We came upon this beach - Little Marley, I think it's called. Completely empty, stretched out all for us. It was like having our own private beach. It was pretty hot and we had been trekking for quite a few hours, so finding this little isolated beach was like finding paradise. And it being there all empty meant stripping and owning the water :-)
This is the rocky side of the beach - look at how clear the water is!And chock full of living creatures. A crag on the sea side will hold so many varied life forms I could understand for a minute what drives people to want to be marine biologists. This little pool of water, what would look like a small puddle on our Mizoram roads after a heavy downpour, had that much starfishes and sea anemones and other molluscs inhabiting it.
One thing that stuck me was how much the people here seem to care for the environment and animals. Everytime I picked up a starfish, or something of the like, Kate kept reminding me to not touch the inside because the sunscreen on my hands would make it sick.
We ate our lunch under a low hanging rock, then trekked back and went for a swim at Wattamolla.
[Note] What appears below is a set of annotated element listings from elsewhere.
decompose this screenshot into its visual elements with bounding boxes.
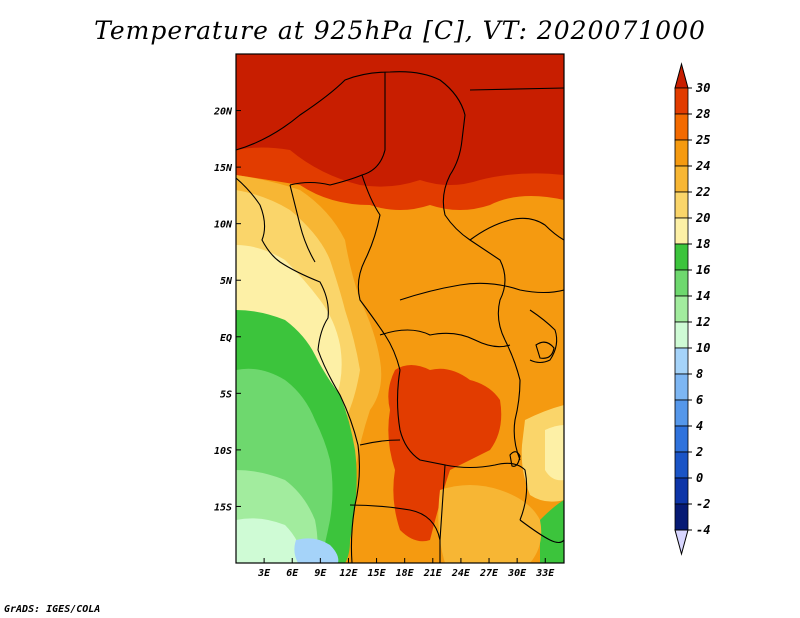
border-11 — [469, 87, 564, 91]
colorbar-segment — [674, 243, 689, 271]
lat-tick-label: 20N — [213, 107, 233, 118]
colorbar-segment — [674, 399, 689, 427]
border-6 — [396, 369, 446, 541]
colorbar-segment — [674, 113, 689, 141]
colorbar-label: 22 — [695, 185, 710, 199]
colorbar-label: 25 — [695, 133, 710, 147]
map-frame — [235, 53, 565, 564]
lon-tick-label: 9E — [314, 568, 327, 579]
colorbar-segment — [674, 217, 689, 245]
colorbar-label: 8 — [696, 367, 703, 381]
lat-tick-label: 5S — [220, 389, 232, 400]
colorbar-label: 18 — [696, 237, 710, 251]
lon-tick-label: 33E — [535, 568, 555, 579]
lat-tick-label: EQ — [220, 333, 232, 344]
colorbar-segment — [674, 321, 689, 349]
colorbar-segment — [674, 191, 689, 219]
lon-tick-label: 6E — [286, 568, 299, 579]
colorbar-label: -2 — [696, 497, 710, 511]
colorbar-segment — [674, 269, 689, 297]
lon-tick-label: 21E — [423, 568, 443, 579]
field-16-southeast — [540, 500, 564, 563]
field-22-south — [438, 485, 542, 563]
border-9 — [349, 504, 441, 563]
colorbar-segment — [674, 503, 689, 531]
colorbar-top-arrow — [674, 62, 689, 89]
colorbar-segment — [674, 373, 689, 401]
lat-tick-label: 15S — [214, 502, 232, 513]
colorbar-label: 0 — [696, 471, 703, 485]
country-borders — [236, 71, 564, 563]
lat-tick-label: 5N — [220, 276, 233, 287]
colorbar-label: 6 — [696, 393, 703, 407]
colorbar-label: 24 — [695, 159, 710, 173]
colorbar-label: 30 — [695, 81, 710, 95]
border-3 — [357, 174, 401, 371]
colorbar-bottom-arrow — [674, 529, 689, 556]
border-1 — [289, 72, 386, 186]
lake-2 — [535, 341, 555, 359]
temperature-field — [236, 54, 564, 563]
field-30-band — [236, 54, 564, 187]
lat-tick-label: 10N — [214, 220, 233, 231]
colorbar-segment — [674, 451, 689, 479]
lat-tick-label: 10S — [214, 446, 232, 457]
longitude-ticks: 3E 6E 9E 12E 15E 18E 21E 24E 27E 30E 33E — [257, 558, 555, 579]
colorbar-label: 10 — [696, 341, 710, 355]
border-13 — [529, 309, 558, 364]
border-10 — [519, 519, 564, 544]
colorbar-label: 20 — [695, 211, 710, 225]
border-14 — [469, 217, 564, 241]
map-title: Temperature at 925hPa [C], VT: 202007100… — [94, 16, 706, 45]
lon-tick-label: 30E — [507, 568, 527, 579]
colorbar-segment — [674, 347, 689, 375]
colorbar-label: 28 — [695, 107, 710, 121]
border-sahel — [236, 71, 466, 151]
field-8-coast — [294, 538, 339, 563]
lon-tick-label: 15E — [368, 568, 387, 579]
colorbar-segment — [674, 295, 689, 323]
lat-tick-label: 15N — [214, 163, 233, 174]
colorbar-segment — [674, 477, 689, 505]
colorbar-label: -4 — [696, 523, 710, 537]
lon-tick-label: 18E — [396, 568, 415, 579]
lon-tick-label: 12E — [339, 568, 358, 579]
lon-tick-label: 24E — [451, 568, 471, 579]
colorbar-segment — [674, 87, 689, 115]
colorbar-segment — [674, 139, 689, 167]
grads-credit: GrADS: IGES/COLA — [4, 604, 101, 615]
coastline — [236, 177, 361, 563]
border-4 — [399, 282, 564, 301]
colorbar-label: 2 — [695, 445, 703, 459]
colorbar-segment — [674, 425, 689, 453]
lon-tick-label: 3E — [257, 568, 271, 579]
colorbar-label: 12 — [696, 315, 710, 329]
border-5 — [379, 329, 511, 348]
colorbar-segment — [674, 165, 689, 193]
field-20-east — [545, 425, 564, 481]
lake-1 — [509, 451, 521, 467]
border-15 — [289, 184, 316, 263]
colorbar-label: 4 — [696, 419, 703, 433]
field-10-coast — [236, 518, 305, 563]
border-7 — [444, 462, 528, 521]
border-8 — [359, 439, 401, 446]
colorbar-label: 14 — [696, 289, 710, 303]
latitude-ticks: 20N 15N 10N 5N EQ 5S 10S 15S — [213, 107, 241, 513]
border-12 — [504, 339, 521, 461]
field-28-interior — [388, 365, 502, 542]
lon-tick-label: 27E — [479, 568, 499, 579]
colorbar-label: 16 — [696, 263, 710, 277]
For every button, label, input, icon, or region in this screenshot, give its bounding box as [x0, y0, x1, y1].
And that's Wattamolla right there -
I finally wore a bikini, in public, for the first time in my life. Jinx, you were right. I was so comfortable in it, it felt like I had worn it all my life. Well I'm exaggerating a bit but yeah, I was not overly shy or conscious. In fact, I'm gonna go buy myself a second pair, maybe even a third pair, since I'll be spending a whole week snorkeling at the Great Barrier Reefs soon.
Katie also taught me how to float, I loved it so much that my entire time at Wattamolla was spent floating. I never would have believed I could be such a good floater. I guess it must be the empty head :0)
The whole trip also made me turn green with envy - why can't we have these beautiful, blue waters, these blue skies, these beautiful weeds, these green grass instead of our plastic garbage laden lakes and streets? In the end, I still believe it all comes down to our frigging uncontrollable population. What can be done about this?
*groan* I can't believe I'm moving on to negatives again. Despite all my new found complaints, I have also discovered so many things I never realised before that I love about India. But am saving that for a new post.